By FARRAH JOHNSON
Tribune Staff Reporter
fjohnson@tribunemedia.net
THE Office of the Attorney General was successful in challenging a Supreme Court judge’s decision to award three men and a local non-profit group at the centre of an international fraud allegation damages for constitutional breaches.
In an oral ruling in June 2019, Justice Cheryl Grant-Thompson discharged a mutual legal assistance treaty restraint order, previously granted to the Attorney General, which prevented Jonathan Reid, David Valdez Lopez, Rudolph King and Celebrating Women International from accessing funds.
In her ruling, she also found breaches of constitutional provisions but ordered no damages for them.
However, according to court documents, in October 2019 Justice Grant-Thompson provided a written ruling with an “addendum” to her previous decision.
This written decision revised a portion of her oral ruling that had initially made no order for damages, to now order damages in favour of the respondents for constitutional relief.
The Office of the Attorney General recently appealed the judge’s decision after arguing that she erred in granting constitutional relief.
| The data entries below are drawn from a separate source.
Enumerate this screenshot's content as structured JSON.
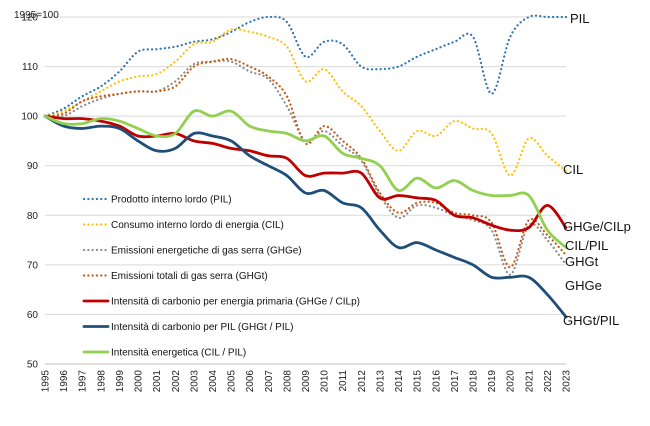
{
  "chart_data": {
    "type": "line",
    "note": "1995=100",
    "ylim": [
      50,
      120
    ],
    "yticks": [
      50,
      60,
      70,
      80,
      90,
      100,
      110,
      120
    ],
    "x": [
      1995,
      1996,
      1997,
      1998,
      1999,
      2000,
      2001,
      2002,
      2003,
      2004,
      2005,
      2006,
      2007,
      2008,
      2009,
      2010,
      2011,
      2012,
      2013,
      2014,
      2015,
      2016,
      2017,
      2018,
      2019,
      2020,
      2021,
      2022,
      2023
    ],
    "series": [
      {
        "name": "Prodotto interno lordo (PIL)",
        "end_label": "PIL",
        "color": "#2e75b6",
        "dash": "dotted",
        "values": [
          100,
          101.5,
          104,
          106,
          109,
          113,
          113.5,
          114,
          115,
          115.5,
          117,
          119,
          120,
          119,
          112,
          115,
          114.5,
          110,
          109.5,
          110,
          112,
          113.5,
          115,
          116,
          104.5,
          116,
          120,
          120,
          120
        ]
      },
      {
        "name": "Consumo interno lordo di energia (CIL)",
        "end_label": "CIL",
        "color": "#ffc000",
        "dash": "dotted",
        "values": [
          100,
          101,
          103,
          105,
          107,
          108,
          108.5,
          111,
          114.5,
          115,
          117.5,
          117,
          116,
          114,
          107,
          109.5,
          105,
          102,
          97,
          93,
          97,
          96,
          99,
          97.5,
          96.5,
          88,
          95.5,
          92,
          89
        ]
      },
      {
        "name": "Emissioni energetiche di gas serra (GHGe)",
        "end_label": "GHGe",
        "color": "#8c8c8c",
        "dash": "dotted",
        "values": [
          100,
          100,
          102,
          103.5,
          104.5,
          105,
          105,
          107,
          110.5,
          111,
          111,
          109,
          107.5,
          102,
          95,
          97,
          94,
          91,
          84,
          79.5,
          82,
          81.5,
          80,
          79,
          77,
          68,
          78,
          75,
          70
        ]
      },
      {
        "name": "Emissioni totali di gas serra (GHGt)",
        "end_label": "GHGt",
        "color": "#c55a11",
        "dash": "dotted",
        "values": [
          100,
          100.5,
          103,
          104,
          104.5,
          105,
          105,
          106,
          110,
          111,
          111.5,
          110,
          108,
          104,
          94.5,
          98,
          95,
          91.5,
          84.5,
          80.5,
          82.5,
          82.5,
          80.5,
          80,
          78.5,
          69.5,
          79,
          76,
          72
        ]
      },
      {
        "name": "Intensità di carbonio per energia primaria (GHGe / CILp)",
        "end_label": "GHGe/CILp",
        "color": "#c00000",
        "dash": "solid",
        "values": [
          100,
          99.5,
          99.5,
          99,
          98,
          96,
          96,
          96.5,
          95,
          94.5,
          93.5,
          93,
          92,
          91.5,
          88,
          88.5,
          88.5,
          88.5,
          83.5,
          84,
          83.5,
          83,
          80,
          79.5,
          78,
          77,
          77.5,
          82,
          77.5
        ]
      },
      {
        "name": "Intensità di carbonio per PIL (GHGt / PIL)",
        "end_label": "GHGt/PIL",
        "color": "#1f4e79",
        "dash": "solid",
        "values": [
          100,
          98,
          97.5,
          98,
          97.5,
          95,
          93,
          93.5,
          96.5,
          96,
          95,
          92,
          90,
          88,
          84.5,
          85,
          82.5,
          81.5,
          77,
          73.5,
          74.5,
          73,
          71.5,
          70,
          67.5,
          67.5,
          67.5,
          64,
          59.5
        ]
      },
      {
        "name": "Intensità energetica (CIL / PIL)",
        "end_label": "CIL/PIL",
        "color": "#92d050",
        "dash": "solid",
        "values": [
          100,
          98.5,
          98.5,
          99.5,
          99,
          97.5,
          96,
          96.5,
          101,
          100,
          101,
          98,
          97,
          96.5,
          95,
          96,
          92.5,
          91.5,
          90,
          85,
          87.5,
          85.5,
          87,
          85,
          84,
          84,
          84,
          77,
          73.5
        ]
      }
    ]
  }
}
The office further asserted the constitutional breaches that were found should not to have been attributed to the MLAT application, but “more properly determined to have arisen from the domestic criminal proceedings, if at all”.
After reserving their decision in July, Justices Jon Isaacs, Roy Jones and Milton Evans yesterday granted the Attorney General’s appeal and quashed Justice Grant-Thompson’s awards for damages.
A copy of the judgment posted on the Crown’s website said the appeal came out of a request by the US Attorney for the Western District of Washington and the US Secret Service made pursuant to the Mutual Legal Assistance Act.
The request was “precipitated” by the transfer of more than $2m from SunTrust Bank in Atlanta, Georgia to the Royal Bank of Canada Caribbean accounts of all four respondents.
“It was alleged that the funds were fraudulently acquired from a company called Boeing via sham corporations, identity theft, a fraudulent passport and a forged email,” the court documents said.
“Having followed the paper trail, the authorities determined that the funds were being held in two accounts at RBC.
“The competent authority, that is, the Attorney General as envisaged under the MLAA, applied for and obtained a restraint order from the Supreme Court dated June 21, 2017, thereby preventing the respondents from accessing the funds.”
Justice Isaacs noted a court was entitled to amend judgments or orders by relying on the “slip rule”.
Still, he said, it would not be right for a court to seek to “re-craft” a judgment once it had already been pronounced in open court and “the import of that portion of the judgment is not so vague as to require clarification.”
“The judge’s words were pellucidly clear: ‘I ordered no damages as redress may have been available under other laws’,” Justice Isaacs stated.
“Having pronounced that she would order no damages, it was not open to the judge to entertain further arguments on the constitutional issues and to grant redress she had previously declined to give. This was a situation where the judge deliberately expressed her intention; and there was no question of there being an error.
“In as much as I have found that the judge erred when she re-entered into a consideration of the award of damages for the alleged constitutional breaches, I quash the judge’s awards for damage suffered by the respondents. As a result of my decision in relation to the relief granted by the judge it is unnecessary for me to consider whether the judge was correct to find that the constitutional breaches stemmed from the MLAT application and not to have arisen from the domestic criminal proceedings.”